The slash after .aspx is important. It doesn't work without it. Without the slash, the page returns an empty javascript challenge.
import requests
import json
#no slash
r = requests.get(r'https://bet.hkjc.com/marksix/getJSON.aspx?sd=20190101&ed=20190331&sb=0')
print(r.text)
returns this:
<HTML>
<head>
<script>
Challenge=341316;
ChallengeId=49424326;
GenericErrorMessageCookies="Cookies must be enabled in order to view this page.";
</script>
<script>
function test(var1)
{
var var_str=""+Challenge;
var var_arr=var_str.split("");
var LastDig=var_arr.reverse()[0];
var minDig=var_arr.sort()[0];
var subvar1 = (2 * (var_arr[2]))+(var_arr[1]*1);
var subvar2 = (2 * var_arr[2])+var_arr[1];
var my_pow=Math.pow(((var_arr[0]*1)+2),var_arr[1]);
var x=(var1*3+subvar1)*1;
var y=Math.cos(Math.PI*subvar2);
var answer=x*y;
answer-=my_pow*1;
answer+=(minDig*1)-(LastDig*1);
answer=answer+subvar2;
return answer;
}
</script>
<script>
client = null;
if (window.XMLHttpRequest)
{
var client=new XMLHttpRequest();
}
else
{
if (window.ActiveXObject)
{
client = new ActiveXObject('MSXML2.XMLHTTP.3.0');
};
}
if (!((!!client)&&(!!Math.pow)&&(!!Math.cos)&&(!![].sort)&&(!![].reverse)))
{
document.write("Not all needed JavaScript methods are supported.<BR>");
}
else
{
client.onreadystatechange = function()
{
if(client.readyState == 4)
{
var MyCookie=client.getResponseHeader("X-AA-Cookie-Value");
if ((MyCookie == null) || (MyCookie==""))
{
document.write(client.responseText);
return;
}
var cookieName = MyCookie.split('=')[0];
if (document.cookie.indexOf(cookieName)==-1)
{
document.write(GenericErrorMessageCookies);
return;
}
window.location.reload(true);
}
};
y=test(Challenge);
client.open("POST",window.location,true);
client.setRequestHeader('X-AA-Challenge-ID', ChallengeId);
client.setRequestHeader('X-AA-Challenge-Result',y);
client.setRequestHeader('X-AA-Challenge',Challenge);
client.setRequestHeader('Content-Type' , 'text/plain');
client.send();
}
</script>
</head>
<body>
<noscript>JavaScript must be enabled in order to view this page.</noscript>
</body>
</HTML>
It turned out that the order of the parameters really mattered for this server (I guess because it was simulating a hidden form with ordered inputs, and this was an extra validation check). In python requests using a POST str and url encoding by hand (i.e. ':' --> '%3A') makes things work. So although the wireshark packets are near enough identical, the only way they differ is the param string order, and indeed this is the key.

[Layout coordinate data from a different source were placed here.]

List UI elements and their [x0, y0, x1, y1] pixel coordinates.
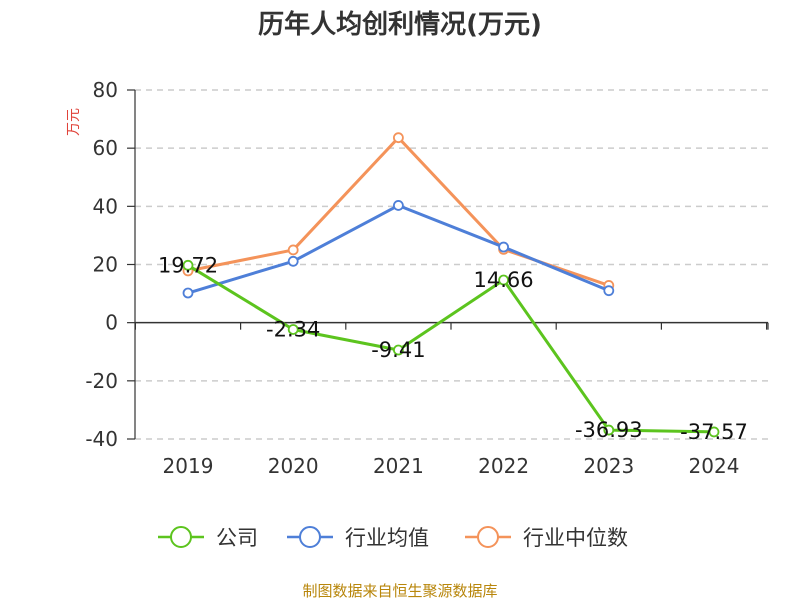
data-point: [287, 255, 299, 267]
data-point: [287, 324, 299, 335]
legend-item[interactable]: 行业均值: [287, 526, 429, 550]
grid-layer: [135, 89, 768, 440]
data-label: -37.57: [680, 420, 748, 444]
x-tick-label: 2022: [478, 454, 529, 478]
legend-label: 行业中位数: [523, 526, 628, 550]
series-line: [187, 264, 715, 434]
data-point: [392, 344, 404, 356]
x-tick-label: 2023: [583, 454, 634, 478]
data-point: [603, 424, 615, 436]
source-note: 制图数据来自恒生聚源数据库: [302, 582, 497, 600]
data-point: [392, 132, 404, 144]
data-point: [498, 274, 510, 286]
x-tick-label: 2020: [268, 454, 319, 478]
data-point: [708, 426, 720, 438]
data-point: [182, 259, 194, 271]
y-tick-label: 80: [93, 78, 118, 102]
legend[interactable]: 公司 行业均值 行业中位数: [158, 526, 628, 550]
y-tick-label: 20: [93, 253, 118, 277]
legend-marker: [170, 526, 192, 548]
x-tick-label: 2024: [689, 454, 740, 478]
data-point: [182, 287, 194, 299]
legend-marker: [477, 526, 499, 548]
series-line: [187, 203, 610, 295]
legend-label: 行业均值: [345, 526, 429, 550]
legend-item[interactable]: 公司: [158, 526, 258, 550]
chart-title: 历年人均创利情况(万元): [258, 9, 542, 40]
axis-layer: 80 60 40 20 0 -20 -40 2019 2020 2021 2022 2023 2024: [85, 78, 769, 478]
data-label: -36.93: [575, 418, 643, 442]
x-tick-label: 2021: [373, 454, 424, 478]
legend-marker: [299, 526, 321, 548]
y-tick-label: -20: [85, 369, 118, 393]
data-label: -2.34: [266, 317, 320, 341]
x-tick-label: 2019: [163, 454, 214, 478]
y-tick-label: 0: [105, 311, 118, 335]
data-point: [603, 285, 615, 297]
series-layer: [182, 132, 720, 438]
y-axis-unit: 万元: [66, 108, 82, 136]
legend-label: 公司: [216, 526, 258, 550]
data-point: [392, 200, 404, 211]
y-tick-label: 40: [93, 194, 118, 218]
data-label-layer: 19.72 -2.34 -9.41 14.66 -36.93 -37.57: [158, 253, 748, 444]
data-point: [287, 244, 299, 256]
y-tick-label: -40: [85, 427, 118, 451]
data-label: 14.66: [474, 268, 534, 292]
data-label: -9.41: [371, 338, 425, 362]
y-tick-label: 60: [93, 136, 118, 160]
data-label: 19.72: [158, 253, 218, 277]
data-point: [498, 241, 510, 253]
legend-item[interactable]: 行业中位数: [465, 526, 628, 550]
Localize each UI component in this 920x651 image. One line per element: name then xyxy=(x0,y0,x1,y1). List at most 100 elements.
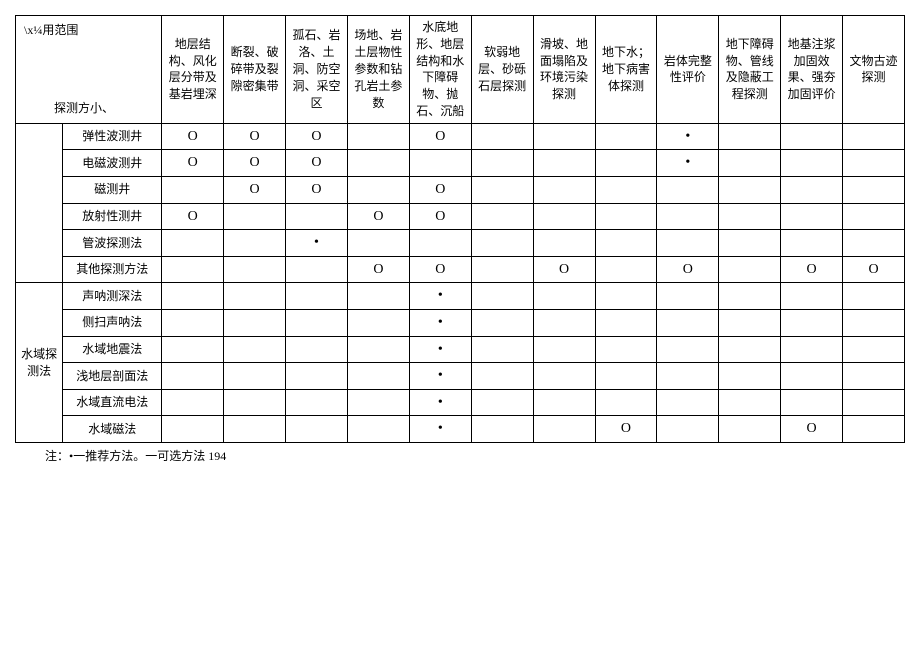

In Scrapy passing a tuple like:
ot= ( ('TS644333_id', '3'),
('TS644333_75', value),
('TS644333_md', '1'),
('TS644333_rf', '0'),
('TS644333_ct', '0'),
('TS644333_pd', '0')
)
to formdata= rather than a dictionary, so that order is preserved works too.
Also the header {'Content-Type': 'application/x-www-form-urlencoded'} is required.
As anana noted in his answer, appending a trailing '/' to all request URLs also fixes things, in fact you can get away with just GET requests alone, with no js simulation and no form POSTing if you do this!